Einde inhoudsopgave
Burgerlijk Wetboek Boek 2
Artikel 98d [Verkrijgen door dochtermaatschappij van aandelen NV]
Geldend
Geldend vanaf 20-01-1986
- Bronpublicatie:
12-12-1985, Stb. 1985, 656 (uitgifte: 01-01-1985, kamerstukken: 16551 )
- Inwerkingtreding
20-01-1986
- Bronpublicatie inwerkingtreding:
01-01-1986, Stb. 1986, 3 (uitgifte: 01-01-1986, kamerstukken/regelingnummer: -)
- Vakgebied(en)
Ondernemingsrecht / Rechtspersonenrecht
1.
Een dochtermaatschappij mag voor eigen rekening geen aandelen nemen of doen nemen in het kapitaal van de naamloze vennootschap. Zulke aandelen mogen dochtermaatschappijen voor eigen rekening slechts verkrijgen of doen verkrijgen, voor zover de naamloze vennootschap zelf ingevolge de leden 1–6 van artikel 98 eigen aandelen mag verkrijgen.
2.
Indien is gehandeld in strijd met het vorige lid, zijn de bestuurders van de naamloze vennootschap hoofdelijk aansprakelijk tot vergoeding aan de dochtermaatschappij van de verkrijgingsprijs met de wettelijke rente daarover van het tijdstip af waarop de aandelen zijn genomen of verkregen.

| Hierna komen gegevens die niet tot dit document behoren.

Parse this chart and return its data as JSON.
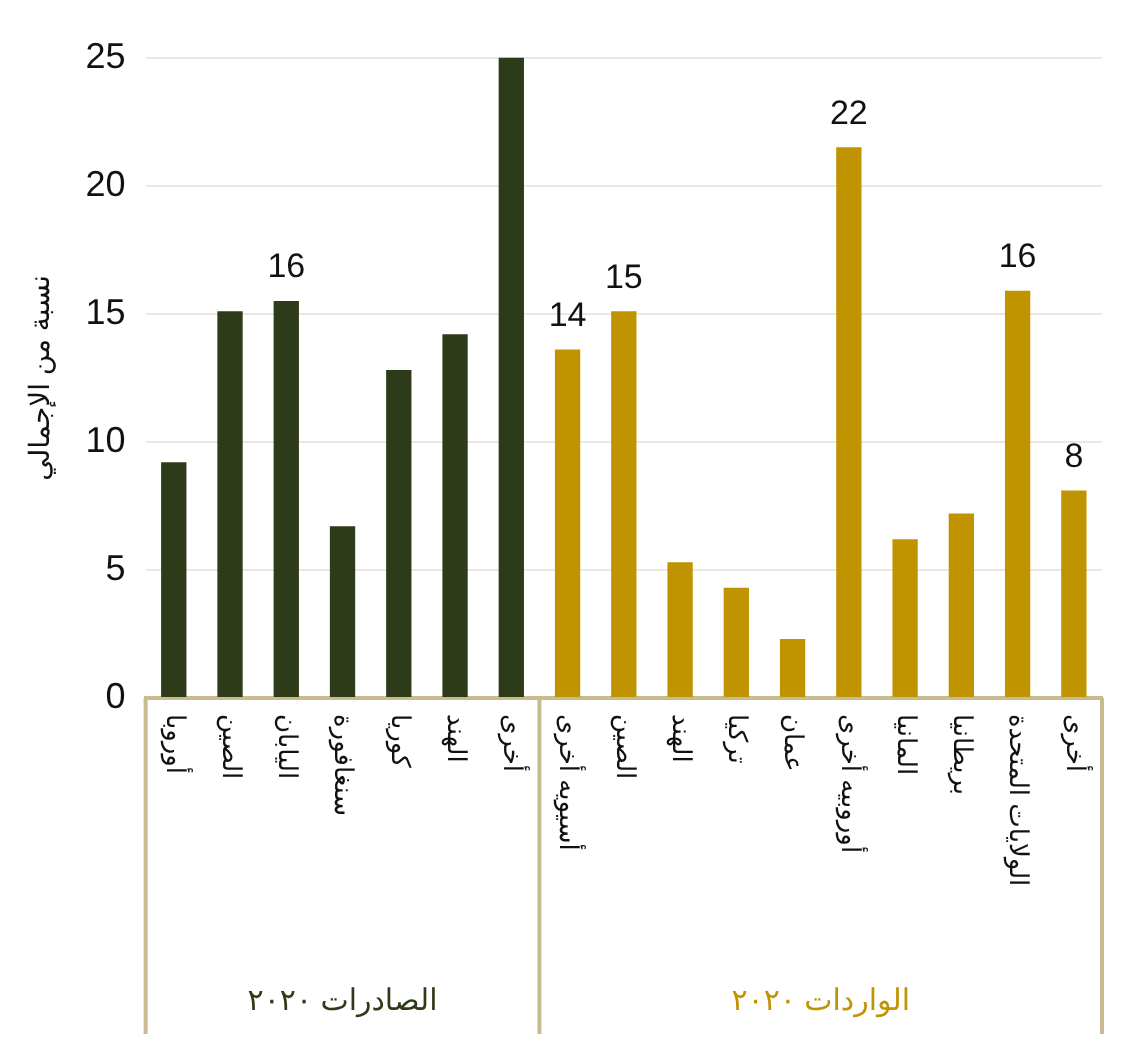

Betaling van de vergoeding geschiedt tegen overdracht van deze aandelen. Een bestuurder behoeft de verkrijgingsprijs niet te vergoeden, indien hij bewijst dat het nemen of verkrijgen niet aan de naamloze vennootschap is te wijten.
3.
Een dochtermaatschappij mag,
- a.
nadat zij dochtermaatschappij is geworden,
- b.
nadat de vennootschap waarvan zij dochtermaatschappij is, is omgezet in een naamloze vennootschap, of
- c.
nadat zij als dochtermaatschappij aandelen in het kapitaal van de naamloze vennootschap om niet of onder algemene titel heeft verkregen,
niet langer dan gedurende drie jaren samen met de naamloze vennootschap en haar andere dochtermaatschappijen meer van deze aandelen voor eigen rekening houden of doen houden dan een tiende van het geplaatste kapitaal. De bestuurders van de naamloze vennootschap zijn hoofdelijk aansprakelijk voor de vergoeding aan de dochtermaatschappij van de waarde van de aandelen die zij te veel houdt of doet houden op het einde van de laatste dag van die drie jaren, met de wettelijke rente van dat tijdstip af. Betaling van de vergoeding geschiedt tegen overdracht van de aandelen. Een bestuurder behoeft de vergoeding niet te betalen, indien hij bewijst dat het niet aan de naamloze vennootschap is te wijten dat de aandelen nog worden gehouden.
4.
Onder het begrip aandelen in dit artikel zijn certificaten daarvan begrepen.